We’re supposed to be holding off on that for now?
Oops.
Chinese artists have a good grasp of American icongraphy from the 1950s–and it still works great.
Hobos and barrel clothes don’t do it for me. But Cthulhu makes me squirrelly as hell. More Cthulhu please cartoonist type ppl!
[re=129483]Sproutz[/re]: And shantytowns, except in honor of Dubya, they’ll be called “Duburbs”.
[re=129584]Sussemilch[/re]:
We love what the mother has done with her feet and ankles. Are those henna tattoos? Tres avant garde for that time.
— Countess Lynn Forester de Rothschild
Cindy McCain
[re=129661]gjdodger[/re]: Back in the 30′s, we had “Hoovervilles”.

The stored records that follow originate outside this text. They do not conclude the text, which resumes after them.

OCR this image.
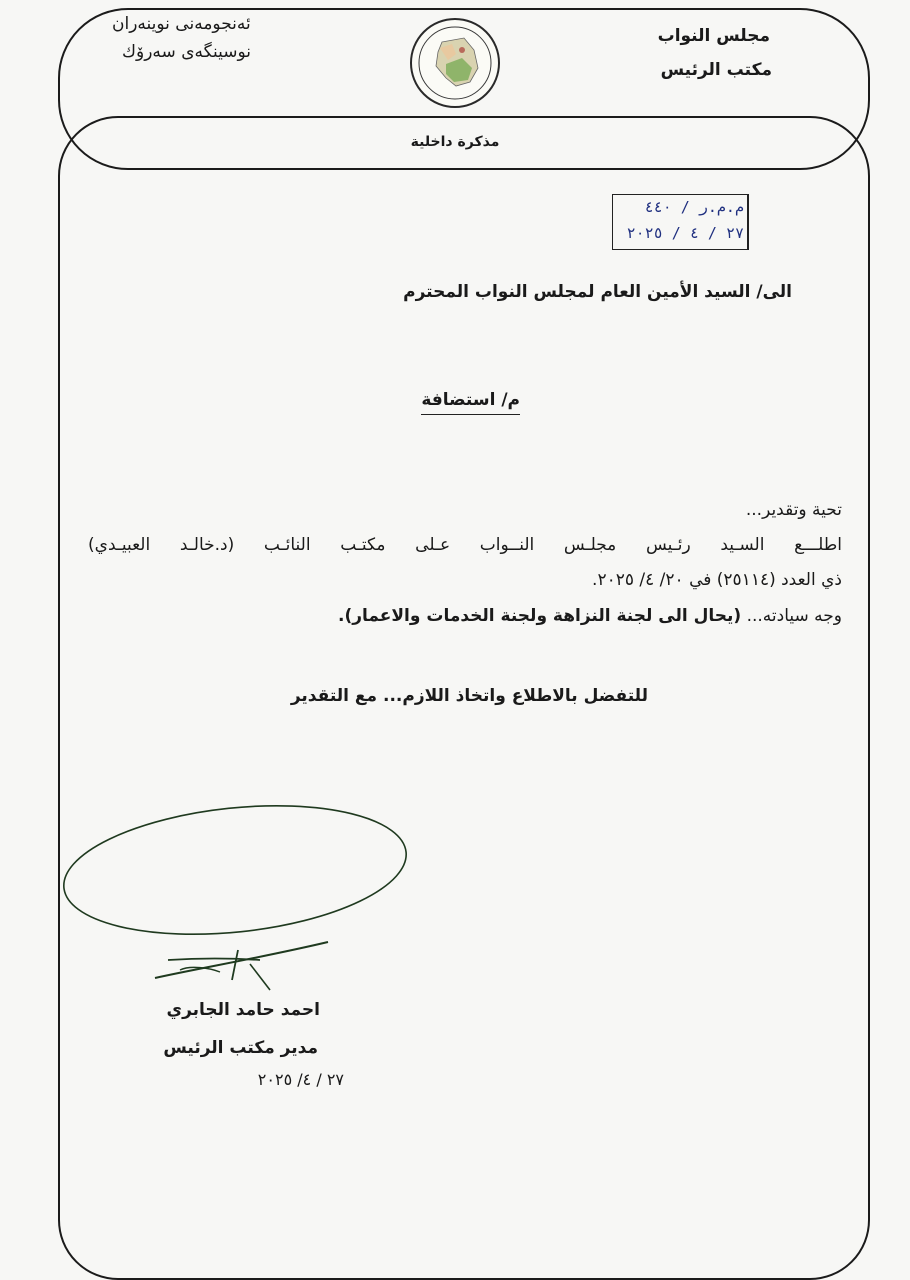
مجلس النواب
مكتب الرئيس
ئەنجومەنی نوینەران
نوسینگەی سەرۆك
مذكرة داخلية
م.م.ر / ٤٤٠
٢٧ / ٤ / ٢٠٢٥
الى/ السيد الأمين العام لمجلس النواب المحترم
م/ استضافة
تحية وتقدير...
اطلـــع السـيد رئـيس مجلـس النــواب عـلى مكتـب النائـب (د.خالـد العبيـدي)
ذي العدد (٢٥١١٤) في ٢٠/ ٤/ ٢٠٢٥.
وجه سيادته... (يحال الى لجنة النزاهة ولجنة الخدمات والاعمار).
للتفضل بالاطلاع واتخاذ اللازم... مع التقدير
احمد حامد الجابري
مدير مكتب الرئيس
٢٧ / ٤/ ٢٠٢٥
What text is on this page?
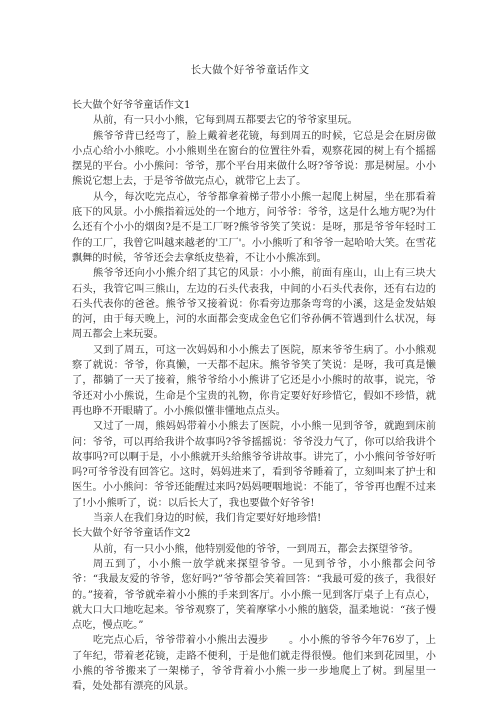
长大做个好爷爷童话作文

长大做个好爷爷童话作文1

从前，有一只小小熊，它每到周五都要去它的爷爷家里玩。

熊爷爷背已经弯了，脸上戴着老花镜，每到周五的时候，它总是会在厨房做小点心给小小熊吃。小小熊则坐在窗台的位置往外看，观察花园的树上有个摇摇摆晃的平台。小小熊问：爷爷，那个平台用来做什么呀?爷爷说：那是树屋。小小熊说它想上去，于是爷爷做完点心，就带它上去了。

从今，每次吃完点心，爷爷都拿着梯子带小小熊一起爬上树屋，坐在那看着底下的风景。小小熊指着远处的一个地方，问爷爷：爷爷，这是什么地方呢?为什么还有个小小的烟囱?是不是工厂呀?熊爷爷笑了笑说：是呀，那是爷爷年轻时工作的工厂，我曾它叫越来越老的'工厂'。小小熊听了和爷爷一起哈哈大笑。在雪花飘舞的时候，爷爷还会去拿纸皮垫着，不让小小熊冻到。

熊爷爷还向小小熊介绍了其它的风景：小小熊，前面有座山，山上有三块大石头，我管它叫三熊山，左边的石头代表我，中间的小石头代表你，还有右边的石头代表你的爸爸。熊爷爷又接着说：你看旁边那条弯弯的小溪，这是金发姑娘的河，由于每天晚上，河的水面都会变成金色它们爷孙俩不管遇到什么状况，每周五都会上来玩耍。

又到了周五，可这一次妈妈和小小熊去了医院，原来爷爷生病了。小小熊观察了就说：爷爷，你真懒，一天都不起床。熊爷爷笑了笑说：是呀，我可真是懒了，都躺了一天了接着，熊爷爷给小小熊讲了它还是小小熊时的故事，说完，爷爷还对小小熊说，生命是个宝贵的礼物，你肯定要好好珍惜它，假如不珍惜，就再也睁不开眼睛了。小小熊似懂非懂地点点头。

又过了一周，熊妈妈带着小小熊去了医院，小小熊一见到爷爷，就跑到床前问：爷爷，可以再给我讲个故事吗?爷爷摇摇说：爷爷没力气了，你可以给我讲个故事吗?可以啊于是，小小熊就开头给熊爷爷讲故事。讲完了，小小熊问爷爷好听吗?可爷爷没有回答它。这时，妈妈进来了，看到爷爷睡着了，立刻叫来了护士和医生。小小熊问：爷爷还能醒过来吗?妈妈哽咽地说：不能了，爷爷再也醒不过来了!小小熊听了，说：以后长大了，我也要做个好爷爷!

当亲人在我们身边的时候，我们肯定要好好地珍惜!

长大做个好爷爷童话作文2

从前，有一只小小熊，他特别爱他的爷爷，一到周五，都会去探望爷爷。

周五到了，小小熊一放学就来探望爷爷。一见到爷爷，小小熊都会问爷爷：“我最友爱的爷爷，您好吗?”爷爷都会笑着回答：“我最可爱的孩子，我很好的。”接着，爷爷就牵着小小熊的手来到客厅。小小熊一见到客厅桌子上有点心，就大口大口地吃起来。爷爷观察了，笑着摩挲小小熊的脑袋，温柔地说：“孩子慢点吃，慢点吃。”

吃完点心后，爷爷带着小小熊出去漫步　　。小小熊的爷爷今年76岁了，上了年纪，带着老花镜，走路不便利，于是他们就走得很慢。他们来到花园里，小小熊的爷爷搬来了一架梯子，爷爷背着小小熊一步一步地爬上了树。到屋里一看，处处都有漂亮的风景。
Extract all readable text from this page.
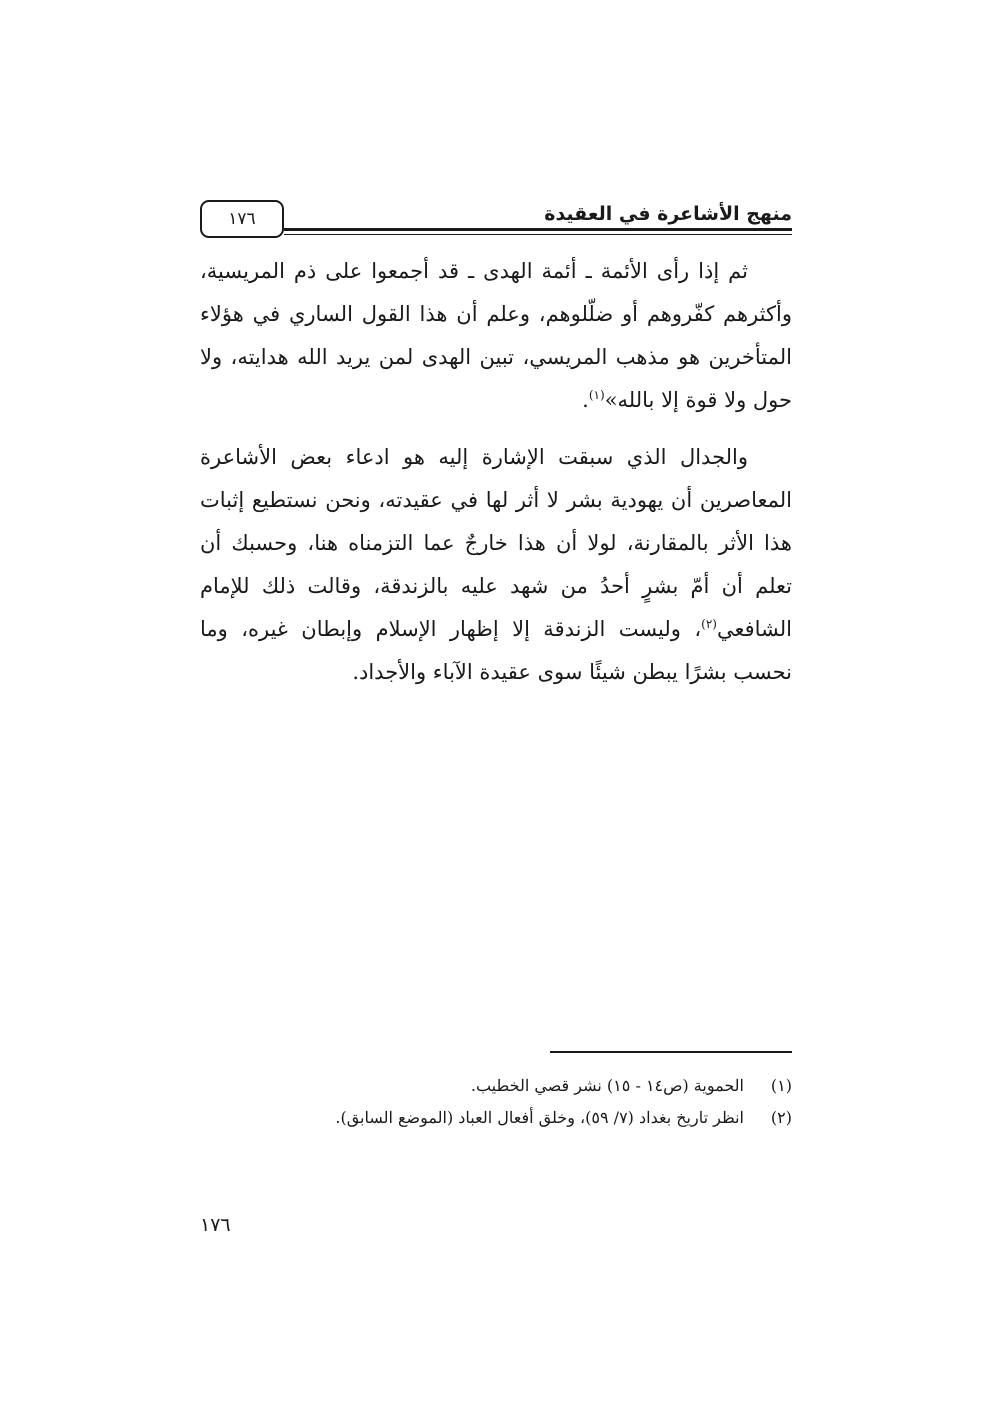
١٧٦	منهج الأشاعرة في العقيدة

ثم إذا رأى الأئمة ـ أئمة الهدى ـ قد أجمعوا على ذم المريسية، وأكثرهم كفّروهم أو ضلّلوهم، وعلم أن هذا القول الساري في هؤلاء المتأخرين هو مذهب المريسي، تبين الهدى لمن يريد الله هدايته، ولا حول ولا قوة إلا بالله»$^{(١)}$.

والجدال الذي سبقت الإشارة إليه هو ادعاء بعض الأشاعرة المعاصرين أن يهودية بشر لا أثر لها في عقيدته، ونحن نستطيع إثبات هذا الأثر بالمقارنة، لولا أن هذا خارجٌ عما التزمناه هنا، وحسبك أن تعلم أن أمّ بشرٍ أحدُ من شهد عليه بالزندقة، وقالت ذلك للإمام الشافعي$^{(٢)}$، وليست الزندقة إلا إظهار الإسلام وإبطان غيره، وما نحسب بشرًا يبطن شيئًا سوى عقيدة الآباء والأجداد.

(١)الحموية (ص١٤ - ١٥) نشر قصي الخطيب.
(٢)انظر تاريخ بغداد (٧/ ٥٩)، وخلق أفعال العباد (الموضع السابق).
١٧٦
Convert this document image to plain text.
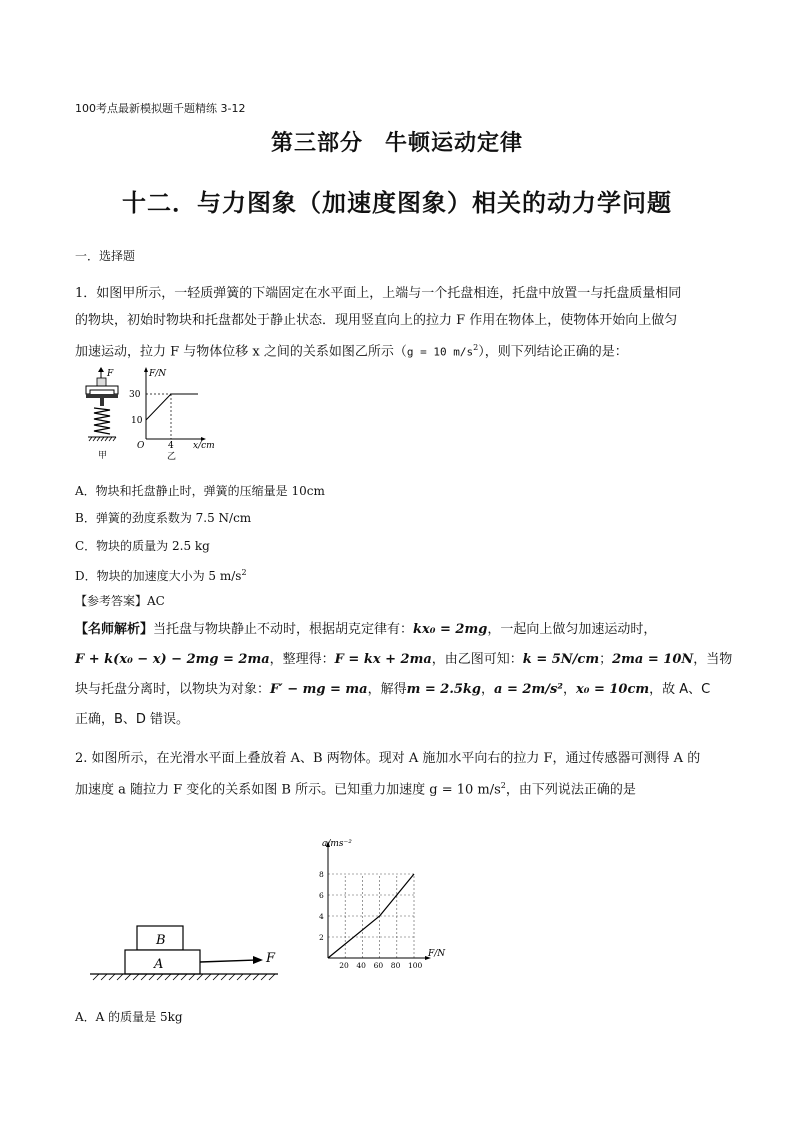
100考点最新模拟题千题精练 3-12
第三部分 牛顿运动定律
十二．与力图象（加速度图象）相关的动力学问题
一．选择题
1．如图甲所示，一轻质弹簧的下端固定在水平面上，上端与一个托盘相连，托盘中放置一与托盘质量相同
的物块，初始时物块和托盘都处于静止状态．现用竖直向上的拉力 F 作用在物体上，使物体开始向上做匀
加速运动，拉力 F 与物体位移 x 之间的关系如图乙所示（g = 10 $m/s^2$），则下列结论正确的是：
F
甲
F/N
30
10
O	4 x/cm
乙
A．物块和托盘静止时，弹簧的压缩量是 10cm
B．弹簧的劲度系数为 7.5 N/cm
C．物块的质量为 2.5 kg
D．物块的加速度大小为 5 $m/s^2$
【参考答案】AC
【名师解析】当托盘与物块静止不动时，根据胡克定律有：kx₀ = 2mg，一起向上做匀加速运动时，
F + k(x₀ − x) − 2mg = 2ma，整理得：F = kx + 2ma，由乙图可知：k = 5N/cm；2ma = 10N，当物
块与托盘分离时，以物块为对象：F′ − mg = ma，解得m = 2.5kg，a = 2m/s²，x₀ = 10cm，故 A、C
正确，B、D 错误。
2. 如图所示，在光滑水平面上叠放着 A、B 两物体。现对 A 施加水平向右的拉力 F，通过传感器可测得 A 的
加速度 a 随拉力 F 变化的关系如图 B 所示。已知重力加速度 g = 10 $m/s^2$，由下列说法正确的是
B
A	F	20 40 60 80 100
2
4
6
8
a/ms⁻²
F/N
A．A 的质量是 5kg
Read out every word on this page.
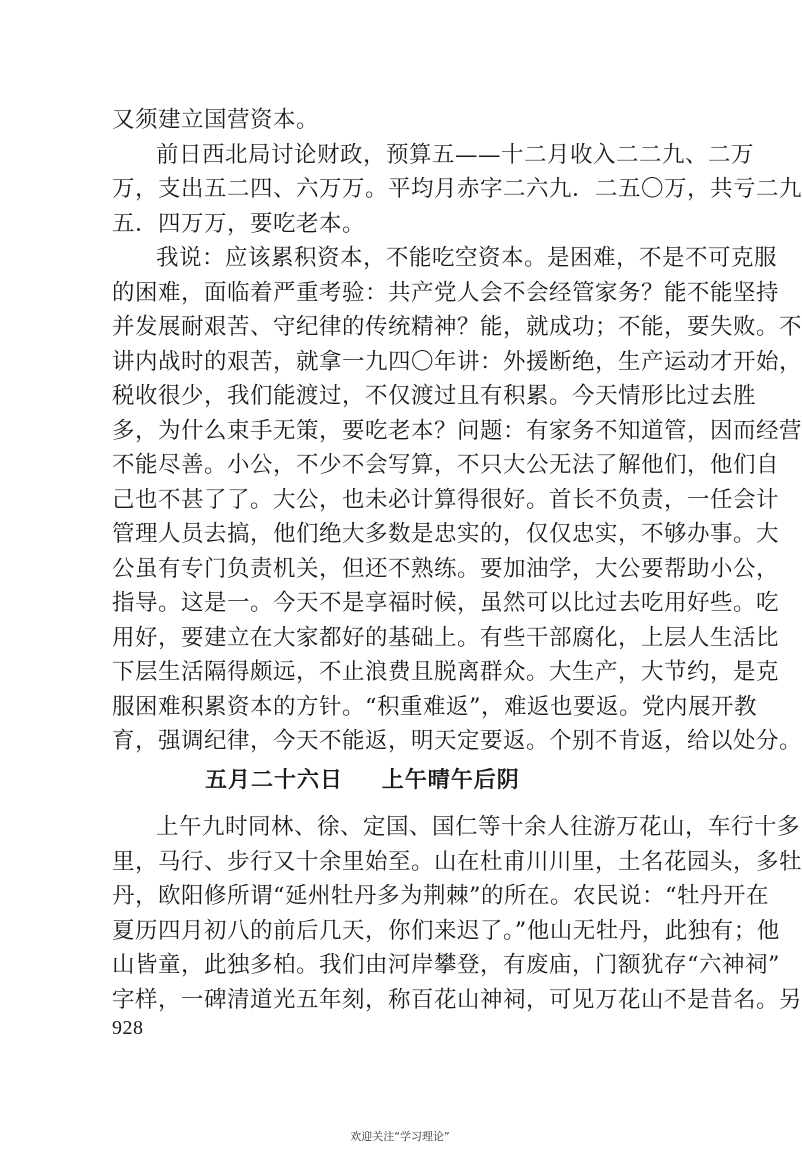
又须建立国营资本。
前日西北局讨论财政，预算五——十二月收入二二九、二万
万，支出五二四、六万万。平均月赤字二六九．二五〇万，共亏二九
五．四万万，要吃老本。
我说：应该累积资本，不能吃空资本。是困难，不是不可克服
的困难，面临着严重考验：共产党人会不会经管家务？能不能坚持
并发展耐艰苦、守纪律的传统精神？能，就成功；不能，要失败。不
讲内战时的艰苦，就拿一九四〇年讲：外援断绝，生产运动才开始，
税收很少，我们能渡过，不仅渡过且有积累。今天情形比过去胜
多，为什么束手无策，要吃老本？问题：有家务不知道管，因而经营
不能尽善。小公，不少不会写算，不只大公无法了解他们，他们自
己也不甚了了。大公，也未必计算得很好。首长不负责，一任会计
管理人员去搞，他们绝大多数是忠实的，仅仅忠实，不够办事。大
公虽有专门负责机关，但还不熟练。要加油学，大公要帮助小公，
指导。这是一。今天不是享福时候，虽然可以比过去吃用好些。吃
用好，要建立在大家都好的基础上。有些干部腐化，上层人生活比
下层生活隔得颇远，不止浪费且脱离群众。大生产，大节约，是克
服困难积累资本的方针。“积重难返”，难返也要返。党内展开教
育，强调纪律，今天不能返，明天定要返。个别不肯返，给以处分。
五月二十六日 上午晴午后阴
上午九时同林、徐、定国、国仁等十余人往游万花山，车行十多
里，马行、步行又十余里始至。山在杜甫川川里，土名花园头，多牡
丹，欧阳修所谓“延州牡丹多为荆棘”的所在。农民说：“牡丹开在
夏历四月初八的前后几天，你们来迟了。”他山无牡丹，此独有；他
山皆童，此独多柏。我们由河岸攀登，有废庙，门额犹存“六神祠”
字样，一碑清道光五年刻，称百花山神祠，可见万花山不是昔名。另
928
欢迎关注“学习理论”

I believe the so-called “Barrel-based wardrobes” are actually a way of reminding the impoverished that there are alternate coordinate systems and we may use cylindrical(r,θ,z) as an alternate to our familiar cartesian(x,y,z). always good to know.
There will be a new cottage industry weaving plastic grocery bags into cloth for clothes until they get too scarce. Then we will start mining the landfills.
Michelle will look hot in these clothes as well.
In the Forbidden City, dead Cthulu lies dreaming.
I think I’ve seen that last one. Isn’t the next scene where the taxpayer gets tentacle-raped?